雨に唄えばのシートンのレビュー・感想・評価

雨に唄えば(1952年製作の映画)
2.8
ショーとしては面白いが、ストーリーは勧善懲悪的であり、面白みに欠く。それは単にわたしがミュージカルの魅力を理解してないことによるのだろうが、早送りしたくなるほどに退屈だった。

この作品は、トーキー革命がもたらした映画界の激震を描いているという点で、史料的な価値を有している。リーナのように声が良くなかったり、声が無声映画で作り上げられたイメージに則していないせいで、突然仕事を失った俳優も多かったのだろう。キートンもトーキーの登場でその煽りをうけた一人であると聞く。

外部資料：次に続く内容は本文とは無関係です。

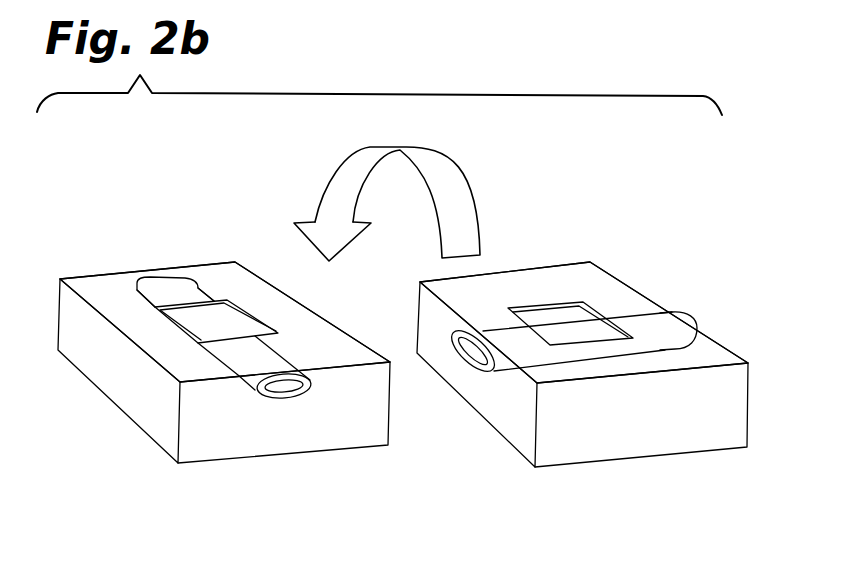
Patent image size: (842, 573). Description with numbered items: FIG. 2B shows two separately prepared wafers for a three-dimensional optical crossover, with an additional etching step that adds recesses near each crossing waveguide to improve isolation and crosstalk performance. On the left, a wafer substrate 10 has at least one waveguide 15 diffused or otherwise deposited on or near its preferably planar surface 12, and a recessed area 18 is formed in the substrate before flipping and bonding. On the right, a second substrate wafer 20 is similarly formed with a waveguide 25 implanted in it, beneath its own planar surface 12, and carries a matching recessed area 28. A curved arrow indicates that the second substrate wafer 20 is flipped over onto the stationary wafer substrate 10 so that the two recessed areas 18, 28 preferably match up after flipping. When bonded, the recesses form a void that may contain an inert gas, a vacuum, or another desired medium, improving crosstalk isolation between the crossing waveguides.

The wafer substrate 10 is at (130, 409).
The planar surface 12 is at (247, 287).
The waveguide 15 is at (165, 290).
The recessed area 18 is at (253, 327).
The second substrate wafer 20 is at (513, 427).
The waveguide 25 is at (662, 328).
The recessed area 28 is at (555, 315).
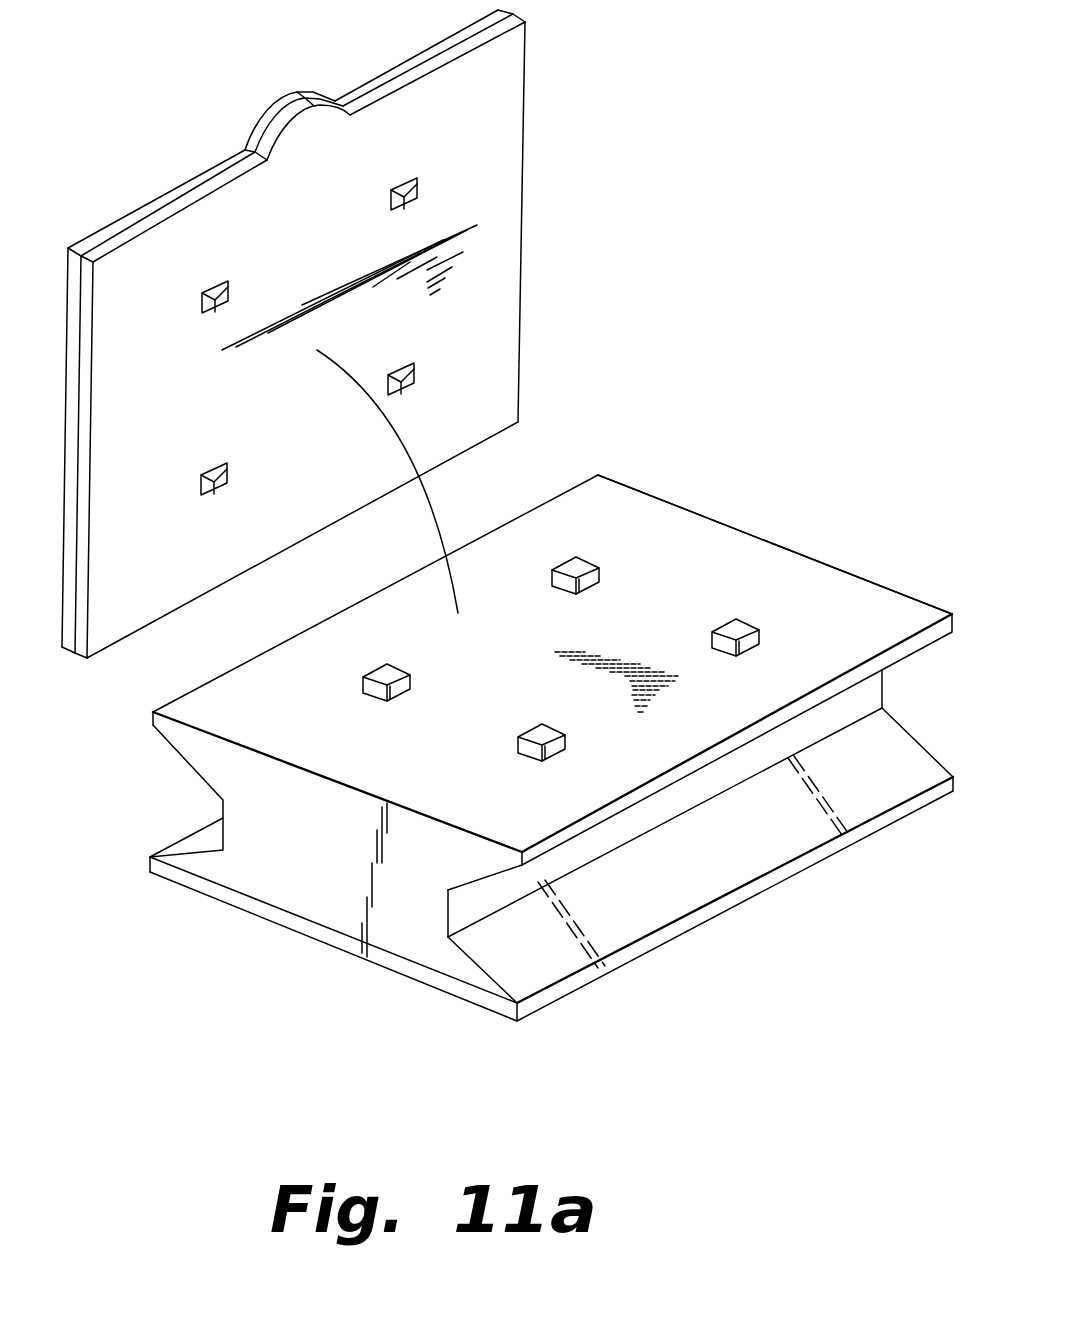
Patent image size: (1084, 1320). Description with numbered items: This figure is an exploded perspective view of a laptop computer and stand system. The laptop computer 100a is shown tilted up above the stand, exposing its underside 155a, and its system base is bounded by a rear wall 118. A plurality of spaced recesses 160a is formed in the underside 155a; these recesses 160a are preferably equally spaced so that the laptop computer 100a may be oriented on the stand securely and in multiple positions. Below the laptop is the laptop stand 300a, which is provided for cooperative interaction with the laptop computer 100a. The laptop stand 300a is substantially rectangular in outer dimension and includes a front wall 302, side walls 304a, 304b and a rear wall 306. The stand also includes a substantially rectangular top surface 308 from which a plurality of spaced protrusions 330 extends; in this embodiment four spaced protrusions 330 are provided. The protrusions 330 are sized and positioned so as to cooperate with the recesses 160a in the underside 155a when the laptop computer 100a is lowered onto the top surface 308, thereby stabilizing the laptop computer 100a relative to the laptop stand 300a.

The laptop computer 100a is at (343, 363).
The rear wall 118 is at (120, 650).
The underside 155a is at (500, 278).
The spaced recesses 160a is at (417, 186).
The laptop stand 300a is at (524, 738).
The front wall 302 is at (686, 850).
The side wall 304a is at (722, 515).
The side wall 304b is at (412, 950).
The rear wall 306 is at (220, 815).
The top surface 308 is at (830, 597).
The spaced protrusions 330 is at (585, 571).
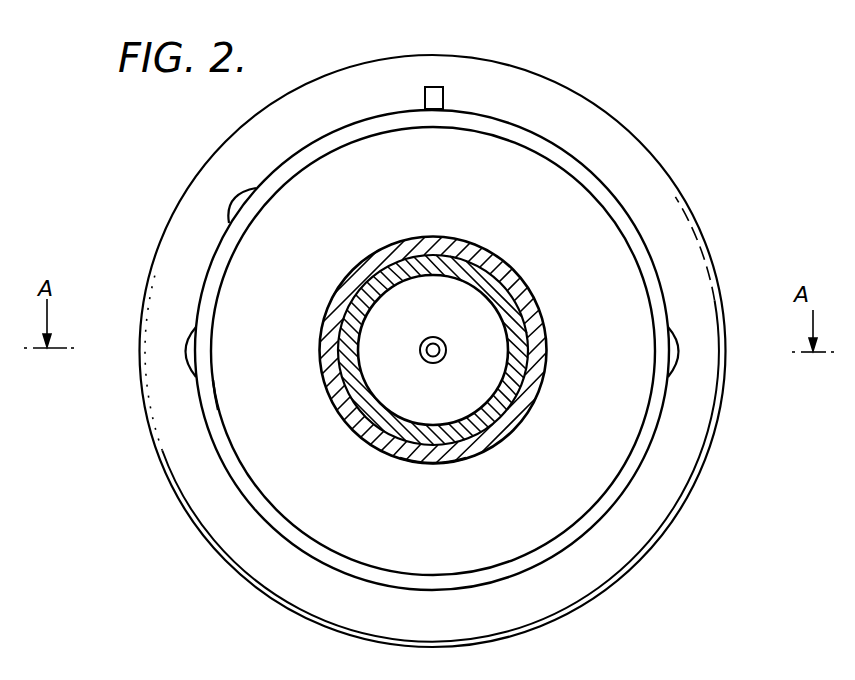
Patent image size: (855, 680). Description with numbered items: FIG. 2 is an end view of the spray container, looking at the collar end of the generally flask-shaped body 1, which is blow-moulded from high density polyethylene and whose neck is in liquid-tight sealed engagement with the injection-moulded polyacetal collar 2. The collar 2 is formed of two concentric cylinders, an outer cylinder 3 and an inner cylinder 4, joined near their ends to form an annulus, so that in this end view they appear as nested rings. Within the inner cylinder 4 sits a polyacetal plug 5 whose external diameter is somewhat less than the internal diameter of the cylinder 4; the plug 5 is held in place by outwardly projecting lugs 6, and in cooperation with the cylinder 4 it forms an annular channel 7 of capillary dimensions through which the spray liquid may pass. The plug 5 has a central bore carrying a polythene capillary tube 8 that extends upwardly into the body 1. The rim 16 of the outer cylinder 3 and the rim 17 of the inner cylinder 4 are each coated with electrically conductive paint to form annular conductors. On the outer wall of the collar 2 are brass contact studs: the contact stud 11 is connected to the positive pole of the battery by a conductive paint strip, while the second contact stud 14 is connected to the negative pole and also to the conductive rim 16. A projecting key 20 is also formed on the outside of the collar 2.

The body 1 is at (600, 592).
The collar 2 is at (590, 165).
The outer cylinder 3 is at (330, 150).
The inner cylinder 4 is at (545, 343).
The plug 5 is at (512, 405).
The lugs 6 is at (427, 461).
The annular channel 7 is at (523, 302).
The capillary tube 8 is at (441, 361).
The contact stud 11 is at (240, 208).
The second contact stud 14 is at (187, 352).
The rim 16 is at (214, 395).
The rim 17 is at (497, 258).
The projecting key 20 is at (433, 87).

このような革命的な事件は、イノベーションが無慈悲なまでに業界の勢力図を書き換え、それまでとまったく異なるゲームを始動させてしまうことを示している。それにも関わらず、無声映画のスターの転落劇を、あたかもその人間性の愚劣さや役者としての無能さのみに帰することで、このテクノロジーの変化による暴力的なまでの地殻変動を単純化し、卑小な勧善懲悪劇に仕立てているという点に、この作品の罪悪がある。

最後までこの作品の魅力を見出せなかった。